Fallback: security@alea.so. Cloudflare Email Routing forwards to a personal inbox. If you don’t get an acknowledgment within 72 hours, ping the GitHub Security tab — that’s the redundant channel.
No paid bug bounty currently. If you want acknowledgment for a finding, we will publish your name and the vulnerability description (with your permission) once the fix has been deployed and verified.
What to send
Section titled “What to send”A reproducible bug report. Ideal contents:
- The commit SHA or release tag you’re testing against
- A minimal reproduction: a Rust test, a TypeScript script, a transaction signature on devnet
- Your assessment of impact and severity — we will likely revise; your initial take helps prioritize
- Whether you’ve already disclosed elsewhere
Do not include exploit code that targets the live devnet program in public channels. The vulnerable behavior is enough; we’ll write our own test cases.
Disclosure timeline
Section titled “Disclosure timeline”Standard 90-day window from acknowledgment:
| Day | Action |
|---|---|
| 0 | You submit via GitHub Security Advisory or email |
| 1–3 | We acknowledge receipt and confirm we can reproduce |
| 4–14 | We propose a remediation approach and discuss with you |
| 15–60 | We implement, test, review, prepare release |
| 61–80 | We coordinate disclosure window with you; pre-announce to integrators if needed |
| 81–90 | Public disclosure: GitHub Security Advisory + commit + release notes |
Critical bugs (e.g., the on-chain program can be made to verify forged signatures) compress this timeline aggressively — hours, not weeks, between ack and remediation. Low-severity bugs can extend by mutual agreement.
Out of scope
Section titled “Out of scope”These are not vulnerabilities in Alea:
- Drand network compromise. Flaws in drand itself (e.g., the threshold-BLS group can be reduced below the t-of-n threshold) belong to drand, not Alea. Report to the drand security contact. We are downstream.
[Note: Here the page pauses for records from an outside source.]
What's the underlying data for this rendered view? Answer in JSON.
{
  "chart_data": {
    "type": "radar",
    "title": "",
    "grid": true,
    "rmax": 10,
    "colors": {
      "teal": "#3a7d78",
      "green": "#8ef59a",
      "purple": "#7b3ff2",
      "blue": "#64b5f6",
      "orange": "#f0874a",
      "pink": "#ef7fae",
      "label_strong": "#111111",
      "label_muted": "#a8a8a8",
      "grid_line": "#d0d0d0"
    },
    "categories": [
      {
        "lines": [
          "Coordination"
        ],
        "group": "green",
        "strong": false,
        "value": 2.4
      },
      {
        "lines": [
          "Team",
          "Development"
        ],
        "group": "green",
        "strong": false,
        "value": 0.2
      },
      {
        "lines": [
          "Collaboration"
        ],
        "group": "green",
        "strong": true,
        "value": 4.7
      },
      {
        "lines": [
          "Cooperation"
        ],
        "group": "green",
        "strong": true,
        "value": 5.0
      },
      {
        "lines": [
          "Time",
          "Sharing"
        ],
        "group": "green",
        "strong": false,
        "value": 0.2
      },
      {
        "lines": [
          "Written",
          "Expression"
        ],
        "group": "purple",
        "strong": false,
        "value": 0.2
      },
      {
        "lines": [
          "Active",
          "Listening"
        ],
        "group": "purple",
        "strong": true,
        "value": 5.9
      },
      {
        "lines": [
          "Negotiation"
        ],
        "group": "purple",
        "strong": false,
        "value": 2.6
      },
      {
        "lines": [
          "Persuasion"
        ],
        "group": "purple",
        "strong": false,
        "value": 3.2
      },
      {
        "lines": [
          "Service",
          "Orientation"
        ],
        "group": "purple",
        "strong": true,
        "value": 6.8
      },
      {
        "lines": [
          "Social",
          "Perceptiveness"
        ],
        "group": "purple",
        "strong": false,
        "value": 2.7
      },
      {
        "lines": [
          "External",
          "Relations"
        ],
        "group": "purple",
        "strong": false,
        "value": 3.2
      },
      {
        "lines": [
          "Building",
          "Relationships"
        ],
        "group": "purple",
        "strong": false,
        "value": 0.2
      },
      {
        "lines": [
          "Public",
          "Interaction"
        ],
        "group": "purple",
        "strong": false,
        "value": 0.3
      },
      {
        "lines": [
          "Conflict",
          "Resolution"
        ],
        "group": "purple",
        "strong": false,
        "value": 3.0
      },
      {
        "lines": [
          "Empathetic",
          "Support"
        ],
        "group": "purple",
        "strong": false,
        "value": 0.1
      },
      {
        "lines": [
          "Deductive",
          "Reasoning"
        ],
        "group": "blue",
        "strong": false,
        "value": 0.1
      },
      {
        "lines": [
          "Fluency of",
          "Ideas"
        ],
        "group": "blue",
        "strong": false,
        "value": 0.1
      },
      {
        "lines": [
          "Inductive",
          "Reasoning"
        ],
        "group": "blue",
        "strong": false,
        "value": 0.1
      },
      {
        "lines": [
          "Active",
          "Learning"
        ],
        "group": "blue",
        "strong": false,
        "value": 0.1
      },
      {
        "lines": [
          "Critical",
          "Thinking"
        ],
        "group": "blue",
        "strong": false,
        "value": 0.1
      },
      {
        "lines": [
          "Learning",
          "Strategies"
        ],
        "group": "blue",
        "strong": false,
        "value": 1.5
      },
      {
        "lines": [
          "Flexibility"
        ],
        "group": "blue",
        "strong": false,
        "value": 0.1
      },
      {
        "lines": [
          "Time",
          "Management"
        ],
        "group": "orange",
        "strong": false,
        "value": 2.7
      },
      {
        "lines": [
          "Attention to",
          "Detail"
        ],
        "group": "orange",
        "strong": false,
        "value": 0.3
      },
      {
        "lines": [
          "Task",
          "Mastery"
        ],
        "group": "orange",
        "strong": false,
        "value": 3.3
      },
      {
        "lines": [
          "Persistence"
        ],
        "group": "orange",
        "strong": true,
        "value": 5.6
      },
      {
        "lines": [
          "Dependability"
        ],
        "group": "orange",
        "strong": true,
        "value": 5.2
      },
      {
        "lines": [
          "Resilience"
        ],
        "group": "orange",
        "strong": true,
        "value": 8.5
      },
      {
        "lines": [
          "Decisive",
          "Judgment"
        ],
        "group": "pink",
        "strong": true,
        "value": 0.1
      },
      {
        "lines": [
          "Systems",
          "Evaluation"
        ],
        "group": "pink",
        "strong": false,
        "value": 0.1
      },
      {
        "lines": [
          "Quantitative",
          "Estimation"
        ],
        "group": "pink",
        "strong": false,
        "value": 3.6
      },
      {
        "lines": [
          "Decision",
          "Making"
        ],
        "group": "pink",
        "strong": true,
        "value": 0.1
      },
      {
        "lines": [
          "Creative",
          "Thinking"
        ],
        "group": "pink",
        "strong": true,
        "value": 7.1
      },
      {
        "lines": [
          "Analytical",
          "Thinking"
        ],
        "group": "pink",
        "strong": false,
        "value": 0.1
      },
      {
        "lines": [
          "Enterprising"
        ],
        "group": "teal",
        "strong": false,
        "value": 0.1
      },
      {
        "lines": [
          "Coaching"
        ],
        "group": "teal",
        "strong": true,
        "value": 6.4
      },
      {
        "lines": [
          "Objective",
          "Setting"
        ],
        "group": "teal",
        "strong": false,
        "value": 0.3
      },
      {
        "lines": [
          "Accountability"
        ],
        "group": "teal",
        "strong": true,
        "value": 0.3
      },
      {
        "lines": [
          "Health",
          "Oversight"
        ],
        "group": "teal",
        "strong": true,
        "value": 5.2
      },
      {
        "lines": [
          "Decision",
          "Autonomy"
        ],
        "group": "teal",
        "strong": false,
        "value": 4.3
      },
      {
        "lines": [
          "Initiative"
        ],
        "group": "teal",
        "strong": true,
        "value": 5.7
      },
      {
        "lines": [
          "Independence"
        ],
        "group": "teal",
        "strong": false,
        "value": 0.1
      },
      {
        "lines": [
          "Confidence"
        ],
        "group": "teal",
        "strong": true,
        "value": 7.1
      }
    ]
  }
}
- Solana network issues. Validator censorship, RPC misbehavior, MEV on your transactions. Report to the relevant Solana actor. We can help coordinate if the issue intersects Alea’s behavior.
alt_bn128_pairingsyscall bugs. Solana protocol bugs. Report to the Solana Security team — and let us know so we can pause integrations while it’s patched.- Application-level bugs in programs that integrate Alea. If your lottery has a bug, file with the lottery’s team, not us. The exception: if the bug stems from an Alea API that makes misuse too easy to be accidental, send it to us — the API needs documentation or a guard-rail.
- DoS via legitimate transactions. Alea has no rate limit and accepts any valid
(round, signature)input. Submitting many verify calls is not a vulnerability; it’s the intended interface.
What IS in scope
Section titled “What IS in scope”Anything that:
- Makes the on-chain verifier accept a signature it should reject (forgery)
- Makes the on-chain verifier reject a signature it should accept (denial)
- Makes the SDK return wrong randomness, or randomness that doesn’t match what the on-chain program returned
- Lets an attacker bias randomness by manipulating Alea (not drand, not Solana)
- Crashes the program or pushes compute past the documented ~407K envelope
- Bypasses the on-chain
Config.authorityor upgrade-authority gates before the planned multisig transfer
If you’re unsure whether something is in scope, send it. We’d rather decline politely than miss something.
Acknowledgments
Section titled “Acknowledgments”Reporters with credit (opt-in) are listed in release notes and below. Currently empty — be the first.